United States national historic place

Hoquiam's Castle, also known as the Robert Lytle Mansion, is a private residence in Hoquiam, Washington. Built in 1897 and completed in 1900, it was added to the National Register of Historic Places in 1973.

==Description==

Hoquiam's Castle is a wood-frame structure on a hand-fitted sandstone foundation situated on a hillside. Primarily Richardsonian Romanesque style, the exterior includes Queen Anne and Shingle elements. The structure consists of a full basement, three floors, and an unfinished fourth floor.

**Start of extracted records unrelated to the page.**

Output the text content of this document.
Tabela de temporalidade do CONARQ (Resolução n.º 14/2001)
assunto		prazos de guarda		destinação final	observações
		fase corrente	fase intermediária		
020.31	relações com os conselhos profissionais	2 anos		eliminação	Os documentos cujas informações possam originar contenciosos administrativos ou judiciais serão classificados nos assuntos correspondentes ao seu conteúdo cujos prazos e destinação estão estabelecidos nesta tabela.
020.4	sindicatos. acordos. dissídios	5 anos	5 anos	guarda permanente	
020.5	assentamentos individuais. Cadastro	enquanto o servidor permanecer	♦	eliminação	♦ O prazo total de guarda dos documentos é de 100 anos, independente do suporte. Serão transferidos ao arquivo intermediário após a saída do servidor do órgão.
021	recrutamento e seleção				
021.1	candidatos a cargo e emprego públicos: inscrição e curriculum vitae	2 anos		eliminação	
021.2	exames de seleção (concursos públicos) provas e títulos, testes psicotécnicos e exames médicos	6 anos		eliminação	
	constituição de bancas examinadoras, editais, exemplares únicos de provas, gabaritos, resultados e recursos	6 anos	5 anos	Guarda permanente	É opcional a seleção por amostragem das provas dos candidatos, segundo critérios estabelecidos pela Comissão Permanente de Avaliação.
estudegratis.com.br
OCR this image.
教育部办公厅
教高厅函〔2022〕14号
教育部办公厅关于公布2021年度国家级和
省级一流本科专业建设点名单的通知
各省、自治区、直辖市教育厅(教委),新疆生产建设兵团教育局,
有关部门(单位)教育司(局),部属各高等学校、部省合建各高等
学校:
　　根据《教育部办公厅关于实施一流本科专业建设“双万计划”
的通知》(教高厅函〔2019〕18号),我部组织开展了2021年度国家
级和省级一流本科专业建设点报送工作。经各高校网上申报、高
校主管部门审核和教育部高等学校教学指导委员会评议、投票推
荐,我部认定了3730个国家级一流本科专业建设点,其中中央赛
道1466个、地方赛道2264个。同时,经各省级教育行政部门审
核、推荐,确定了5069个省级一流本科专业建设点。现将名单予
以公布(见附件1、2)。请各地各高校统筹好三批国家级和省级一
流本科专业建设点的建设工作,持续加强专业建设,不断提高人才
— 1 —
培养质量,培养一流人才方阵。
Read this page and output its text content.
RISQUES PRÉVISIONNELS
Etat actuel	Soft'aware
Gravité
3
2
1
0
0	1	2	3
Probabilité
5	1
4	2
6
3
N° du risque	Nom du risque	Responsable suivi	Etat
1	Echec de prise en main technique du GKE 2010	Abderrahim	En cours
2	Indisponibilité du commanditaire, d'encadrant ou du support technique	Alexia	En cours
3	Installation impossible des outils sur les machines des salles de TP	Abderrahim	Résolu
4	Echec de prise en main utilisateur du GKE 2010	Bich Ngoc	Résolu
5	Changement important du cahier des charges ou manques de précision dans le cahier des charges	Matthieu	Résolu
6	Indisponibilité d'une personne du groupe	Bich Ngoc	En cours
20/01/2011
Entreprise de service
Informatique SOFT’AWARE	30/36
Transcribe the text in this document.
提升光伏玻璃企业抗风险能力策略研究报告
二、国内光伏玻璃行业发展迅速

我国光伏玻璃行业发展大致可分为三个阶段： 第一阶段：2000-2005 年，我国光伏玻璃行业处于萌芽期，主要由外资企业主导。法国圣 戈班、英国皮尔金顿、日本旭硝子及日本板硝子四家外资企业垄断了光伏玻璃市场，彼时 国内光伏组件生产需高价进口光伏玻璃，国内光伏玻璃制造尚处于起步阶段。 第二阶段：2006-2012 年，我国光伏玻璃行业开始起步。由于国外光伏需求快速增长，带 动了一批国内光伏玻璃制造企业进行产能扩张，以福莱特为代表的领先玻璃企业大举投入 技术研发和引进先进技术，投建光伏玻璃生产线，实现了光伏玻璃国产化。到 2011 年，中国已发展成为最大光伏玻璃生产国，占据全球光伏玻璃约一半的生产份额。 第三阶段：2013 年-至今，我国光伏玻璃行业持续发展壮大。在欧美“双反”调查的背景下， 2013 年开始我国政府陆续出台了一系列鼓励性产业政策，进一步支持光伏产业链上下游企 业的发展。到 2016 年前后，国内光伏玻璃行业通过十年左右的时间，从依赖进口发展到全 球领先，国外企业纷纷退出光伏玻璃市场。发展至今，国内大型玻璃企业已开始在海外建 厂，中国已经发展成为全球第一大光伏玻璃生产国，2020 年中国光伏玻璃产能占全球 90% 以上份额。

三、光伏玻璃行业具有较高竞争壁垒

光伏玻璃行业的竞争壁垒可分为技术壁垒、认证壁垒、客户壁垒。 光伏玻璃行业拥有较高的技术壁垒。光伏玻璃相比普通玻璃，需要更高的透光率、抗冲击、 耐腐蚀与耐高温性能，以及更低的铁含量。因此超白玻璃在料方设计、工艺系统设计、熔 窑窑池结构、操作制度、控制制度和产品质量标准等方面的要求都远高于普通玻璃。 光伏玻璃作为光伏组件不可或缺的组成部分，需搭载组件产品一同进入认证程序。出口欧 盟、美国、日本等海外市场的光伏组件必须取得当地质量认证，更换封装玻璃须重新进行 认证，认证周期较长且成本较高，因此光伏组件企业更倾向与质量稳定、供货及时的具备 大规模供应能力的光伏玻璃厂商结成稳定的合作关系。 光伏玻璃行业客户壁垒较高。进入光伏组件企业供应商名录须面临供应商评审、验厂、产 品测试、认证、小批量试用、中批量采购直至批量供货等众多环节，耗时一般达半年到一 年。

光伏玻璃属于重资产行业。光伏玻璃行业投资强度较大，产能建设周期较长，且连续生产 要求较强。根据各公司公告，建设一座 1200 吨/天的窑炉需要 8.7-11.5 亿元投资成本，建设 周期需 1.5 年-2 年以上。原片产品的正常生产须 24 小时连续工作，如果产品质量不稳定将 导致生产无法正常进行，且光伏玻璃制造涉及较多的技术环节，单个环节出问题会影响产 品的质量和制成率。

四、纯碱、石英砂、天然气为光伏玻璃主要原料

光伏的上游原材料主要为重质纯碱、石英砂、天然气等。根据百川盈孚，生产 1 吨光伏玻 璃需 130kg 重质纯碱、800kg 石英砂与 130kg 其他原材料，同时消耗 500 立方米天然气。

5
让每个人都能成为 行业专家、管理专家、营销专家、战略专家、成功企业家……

The entrance to the 10000 ft2 house is fronted by 12 ft wide sandstone stairs with a sandstone arch and cement lions at the top. The sandstone for the foundation and stairs was quarried in Tenino, Washington. On the southwest corner is a tower projecting from the third floor. The house has over 20 rooms. Interior woodwork on the first floor is golden oak. The main salon is illuminated by a 600 piece crystal chandelier. Both the music room and dining room have 9x5 ft pocket doors. The third floor has a ballroom with a 20x60 ft bandstand. A bathroom on the second floor contains a porcelain commode made by Thomas Crapper.

The mansion was the first home in Hoquiam to have electric lights.

==History==

The Lytle brothers, Robert and Joseph, ran a grocery business in Fairhaven, Washington, then moved their business to Hoquiam. In the 1880s, Hoquiam became a center for lumber. When a customer paid his bill by turning over his logging operation, the brothers became part of the logging industry.

Robert F. Lytle began building his house in 1897, next door to his brother's house. Robert's house which became known as Hoquiam's Castle was completed in 1900.

Shortly after the house was completed, Lytle gave it to his niece, Theadosia Bale, as a wedding gift. After Bale died in the 1950s, the house was unoccupied until 1968. In the early 1970s, the Robert Watson family restored Hoquiam's Castle. For some years, it was operated as Hoquiam's Castle Bed and Breakfast. When it was sold in 2004, the new owner allowed it to be set up as a "haunted house" to raise money for children's activities.

As of March 2026, Hoquiam's Castle is listed as permanently closed.